David Sacks, appointed by Donald Trump as “czar” for cryptocurrencies and artificial intelligence, said in an interview with CNBC that the approval of the stablecoin bill could dramatically increase demand for US Treasury bonds. According to him, “if you give legal certainty, it will unlock trillions of dollars of demand almost instantly.”

This refers to the GENIUS (Guiding and Establishing National Innovation for U.S. Stablecoins Act) bill, which establishes rules for stablecoins. This week, it passed a key vote in the Senate, and the White House is counting on the document's final adoption.

Sacks called stablecoins “a new payment system for the US economy,” emphasizing that their peg to the dollar helps strengthen the position of the US currency in the digital sphere.

Alternative to CBDC

In the past, the US Federal Reserve System (Fed), the country's main monetary regulator, considered issuing a national digital currency (CBDC).

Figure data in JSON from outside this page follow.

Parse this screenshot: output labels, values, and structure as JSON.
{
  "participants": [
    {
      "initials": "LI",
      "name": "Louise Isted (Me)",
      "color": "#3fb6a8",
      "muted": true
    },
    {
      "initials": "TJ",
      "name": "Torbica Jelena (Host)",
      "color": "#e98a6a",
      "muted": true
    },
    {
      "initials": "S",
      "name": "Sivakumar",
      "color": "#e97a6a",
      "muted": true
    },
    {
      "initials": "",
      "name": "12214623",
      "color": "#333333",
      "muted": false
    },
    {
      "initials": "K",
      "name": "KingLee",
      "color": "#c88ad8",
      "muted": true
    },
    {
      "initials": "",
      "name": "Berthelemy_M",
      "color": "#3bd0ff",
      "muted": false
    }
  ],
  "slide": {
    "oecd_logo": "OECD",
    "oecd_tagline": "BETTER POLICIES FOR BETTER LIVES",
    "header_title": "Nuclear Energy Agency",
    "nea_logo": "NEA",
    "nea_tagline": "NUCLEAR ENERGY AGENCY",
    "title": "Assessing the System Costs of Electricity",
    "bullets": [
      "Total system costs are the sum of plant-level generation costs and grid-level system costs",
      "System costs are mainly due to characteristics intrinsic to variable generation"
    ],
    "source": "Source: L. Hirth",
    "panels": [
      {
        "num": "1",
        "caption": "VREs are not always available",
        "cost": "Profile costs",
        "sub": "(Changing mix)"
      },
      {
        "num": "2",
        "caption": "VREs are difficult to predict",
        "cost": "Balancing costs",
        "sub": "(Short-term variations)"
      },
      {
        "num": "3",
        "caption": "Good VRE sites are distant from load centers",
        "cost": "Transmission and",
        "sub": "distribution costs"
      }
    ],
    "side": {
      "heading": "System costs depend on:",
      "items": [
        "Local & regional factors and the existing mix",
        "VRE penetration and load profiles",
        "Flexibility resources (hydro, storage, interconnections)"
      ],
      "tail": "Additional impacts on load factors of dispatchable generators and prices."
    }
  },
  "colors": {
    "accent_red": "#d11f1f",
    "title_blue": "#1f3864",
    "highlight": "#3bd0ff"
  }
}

However, during his election campaign, Trump openly opposed the launch of a CBDC. Upon taking office, he almost immediately signed an executive order on “strengthening US leadership in digital finance.” In addition to exploring the creation of a national reserve that includes cryptocurrencies, the order prohibits federal agencies from developing, issuing, or promoting CBDCs.

Instead of CBDCs, the order outlines priorities for the development of US dollar-backed stablecoins: “Promoting and protecting the independence of the US dollar, including by facilitating the development and growth of legitimate and lawful dollar-backed stablecoins around the world.”

Trump's initiative was supported by Federal Reserve (Fed) Chairman Jerome Powell, who said in February 2025 that as long as he remains in office, the Fed will not develop its own digital currency, referring to CBDC.

Powell's statement was in stark contrast to what the Fed had been doing in recent years. For example, as early as August 2024, US federal reserve banks were developing and discussing possible options for a CBDC.

Competition

The cryptocurrency market, or at least the blockchain technology underlying it, is penetrating deeper and deeper into the financial fabric of the modern system, and stablecoins are not the only use case in the banking sector.

For example, some banks are promoting “tokenized deposits” on the blockchain, according to Barrons, citing unnamed sources. This is essentially a competing form of stablecoins.

Their approach is that these crypto assets are created by banks specifically for their customers, while stablecoins are created by non-bank organizations and can be used by anyone at any time.

In the first half of last year, the concept was already put into practice when Mastercard, in collaboration with Standard Chartered, Mox, and Libeara, facilitated a transaction involving tokenized carbon credits and tokenized deposits, as reported on the Mastercard blog.

Outside the US, there are also arguments that their stablecoin policy is detrimental to banks. Thus, the strategy of promoting cryptocurrencies in the form of stable coins is not universal.

“This US strategy reduces the role of banks: they lose commissions and customers. That is why we need a digital euro,” said ECB board member Piero Cipollone.